When competitive pressures are the main reason why a story behind a product is changed and not backed with customer experience, the desires and true wants of the product are not aligned with what the company is doing during the customer’s experience. Then the company is not talking the talk, and sooner than later the customer will naturally begin to lose trust that will decrease their loyalty and cause them to move somewhere else.
You may be thinking: “Well, there are different kinds of customers that may be more oriented towards innovation and others that may not.” And while I agree with you, I also recognize that even innovative companies work around managing a story that is consistent with their company. For example, with Windows, the customer knows there will be a new system coming, that it will last certain amount of months, and that a new one will be replaced with new attributes and characteristics. There is a certain predictability around the innovation cycle; in a way, the company is saying, get ready to buy your renewed system or device in “x” amount of time, because this will last only for “y” period of time. This way the innovators feel part of the process and part of the tribe of the company while the consumers feel they have a chance to try a technology for lower price.
How do you evaluate brandthenticity within your organization?
Make a map:
What are the key positioning statements you are selling to your client?
• Are those positioning statements put together based on the customer experience across the channels of the company?
• Are there positioning statements that are aspirational as to where the company wants to position itself in the eyes of the customer? If so, is this aspirational positioning statement in alignment with the customer experience and the practices of your different departments (technical support, customer service, sales & production)?
Does your story match your new product delivery in the marketplace?
• Is this product really new or is it the third or fourth or fifth iteration to the market?
• Is the price value of the product better or improved?
• Is there a package from the product that brings higher value to the product (meaning service, support, or convenience)?
• Was the product development a true result coming from customer needs or from a competitor’s forces?
• Are you advertising yourself as a leading company while you are a follower in a certain category?
• Are you devaluing another product brand category while launching this product?
Does your company have a loyalty system?
• Does a loyalty system exist to recognize the value of customer interaction with your company? Is the loyalty system aligned with your positioning?
• Does your loyalty system align with your customer category or do you easily adjust loyalty programs for short-term benefit, such as increasing revenue vs. a standardized format that is equal and provides equality for different customer categories and segments?

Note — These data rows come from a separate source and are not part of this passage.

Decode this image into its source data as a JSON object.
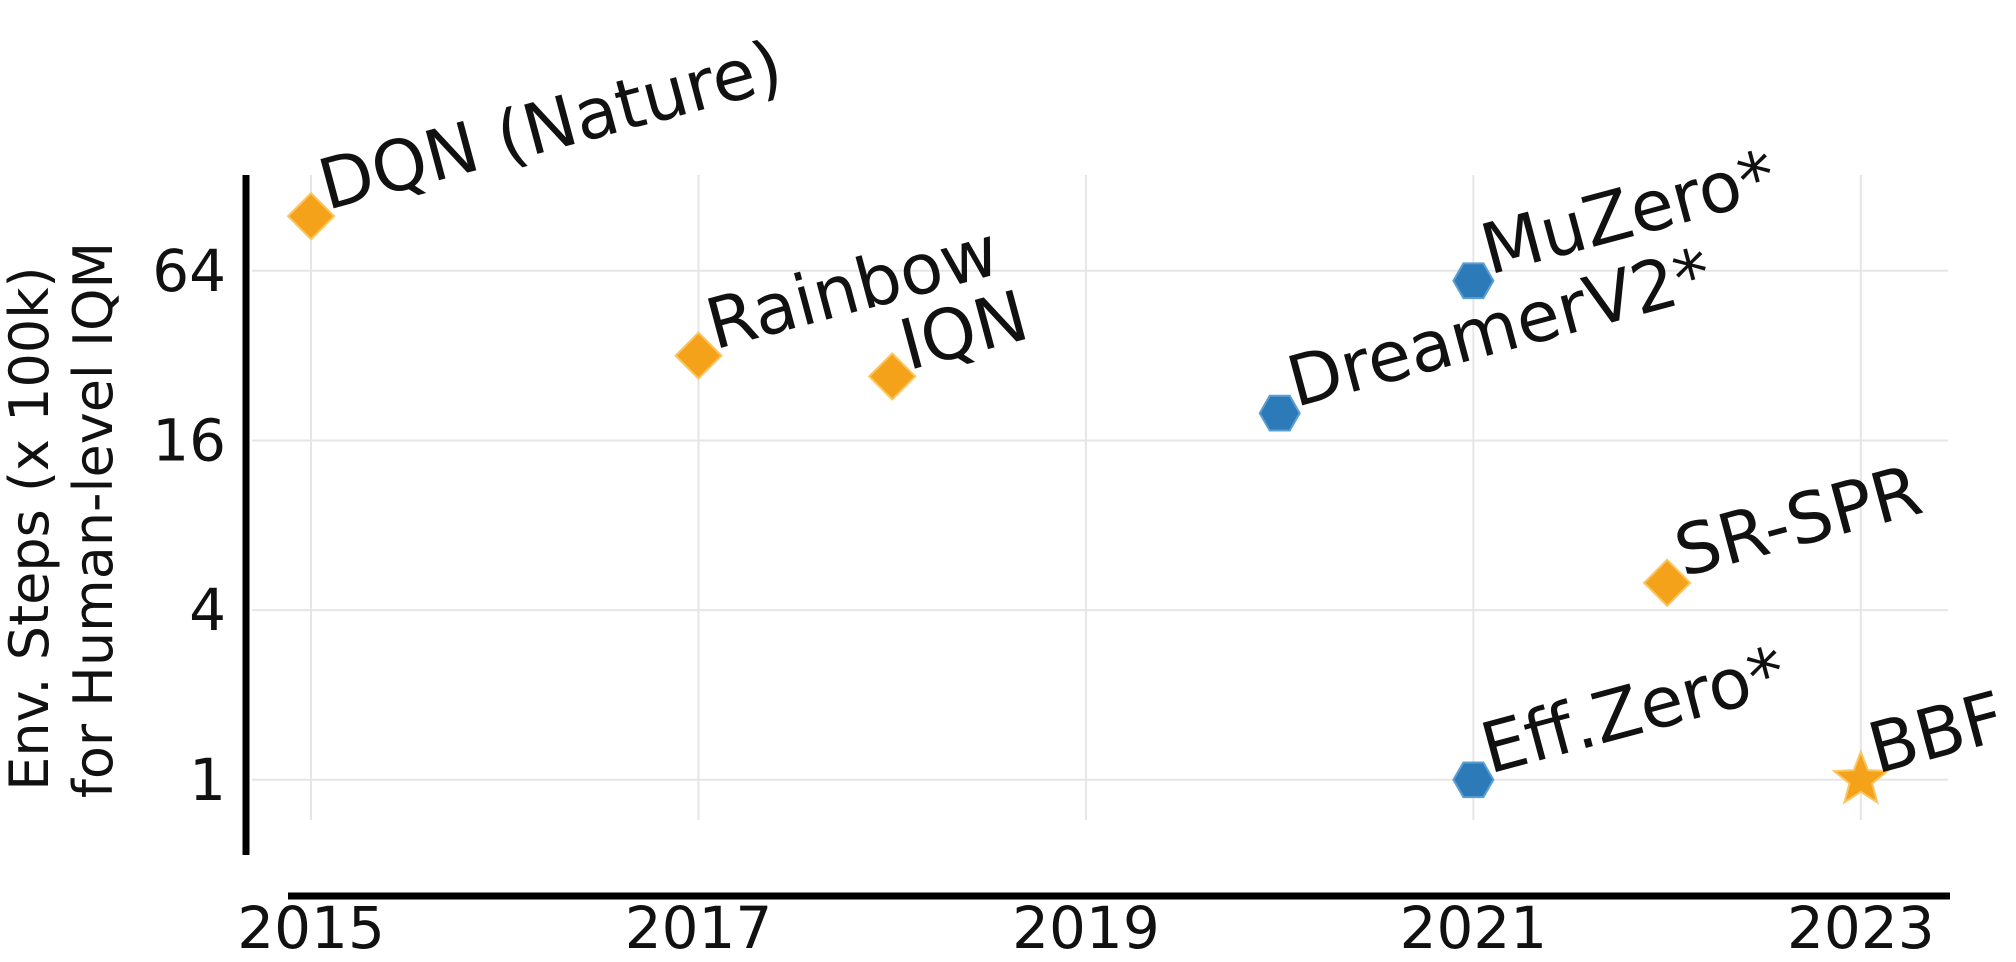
{
  "chart_data": {
    "type": "scatter",
    "title": "",
    "xlabel": "",
    "ylabel_lines": [
      "Env. Steps (x 100k)",
      "for Human-level IQM"
    ],
    "y_scale": "log2",
    "xlim": [
      2014.85,
      2023.45
    ],
    "ylim": [
      0.72,
      140
    ],
    "x_ticks": [
      2015,
      2017,
      2019,
      2021,
      2023
    ],
    "x_tick_labels": [
      "2015",
      "2017",
      "2019",
      "2021",
      "2023"
    ],
    "y_ticks": [
      1,
      4,
      16,
      64
    ],
    "y_tick_labels": [
      "1",
      "4",
      "16",
      "64"
    ],
    "grid": true,
    "colors": {
      "orange": "#f5a21b",
      "blue": "#2c7bb8"
    },
    "points": [
      {
        "label": "DQN (Nature)",
        "x": 2015,
        "y": 100,
        "marker": "diamond",
        "color": "#f5a21b"
      },
      {
        "label": "Rainbow",
        "x": 2017,
        "y": 32,
        "marker": "diamond",
        "color": "#f5a21b"
      },
      {
        "label": "IQN",
        "x": 2018,
        "y": 27,
        "marker": "diamond",
        "color": "#f5a21b"
      },
      {
        "label": "DreamerV2*",
        "x": 2020,
        "y": 20,
        "marker": "hexagon",
        "color": "#2c7bb8"
      },
      {
        "label": "MuZero*",
        "x": 2021,
        "y": 59,
        "marker": "hexagon",
        "color": "#2c7bb8"
      },
      {
        "label": "SR-SPR",
        "x": 2022,
        "y": 5,
        "marker": "diamond",
        "color": "#f5a21b"
      },
      {
        "label": "Eff.Zero*",
        "x": 2021,
        "y": 1,
        "marker": "hexagon",
        "color": "#2c7bb8"
      },
      {
        "label": "BBF",
        "x": 2023,
        "y": 1,
        "marker": "star",
        "color": "#f5a21b"
      }
    ]
  }
}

The story of a company is what qualifies a brand’s authenticity in the eyes of the customer. It is not in the story told to the customer, but it is in the alignment of the story that is told and experienced by the customer. Every member of the team that is a touchpoint to the customer needs to be part of the story and needs to understand it.

Do you have a system where the marketing materials or positioning statements are moved from sales and marketing and business leads to other functions?
Identification of the customer’s touchpoints and customer experience are critical for an aligned story that lead to brandthenticity in the “customer eyes.”

Who is the first person the customer interacts with? Is it over the phone or in person? In what kind of environment?, What is the next interaction? And so forth? A mapping of interactions is beyond analyzing the touchpoint; it’s a methodology that helps the company understand what the true story is internally and to gather feedback from the customer externally.

Because the mechanisms of launching products into market are usually more single focused in large organizations, there is a mismatch in the communication of the positioning statement to other touchpoints, or a blind eye that can provide additional information around the customer experience. Having a clear customer experience in your communication and touchpoints is key.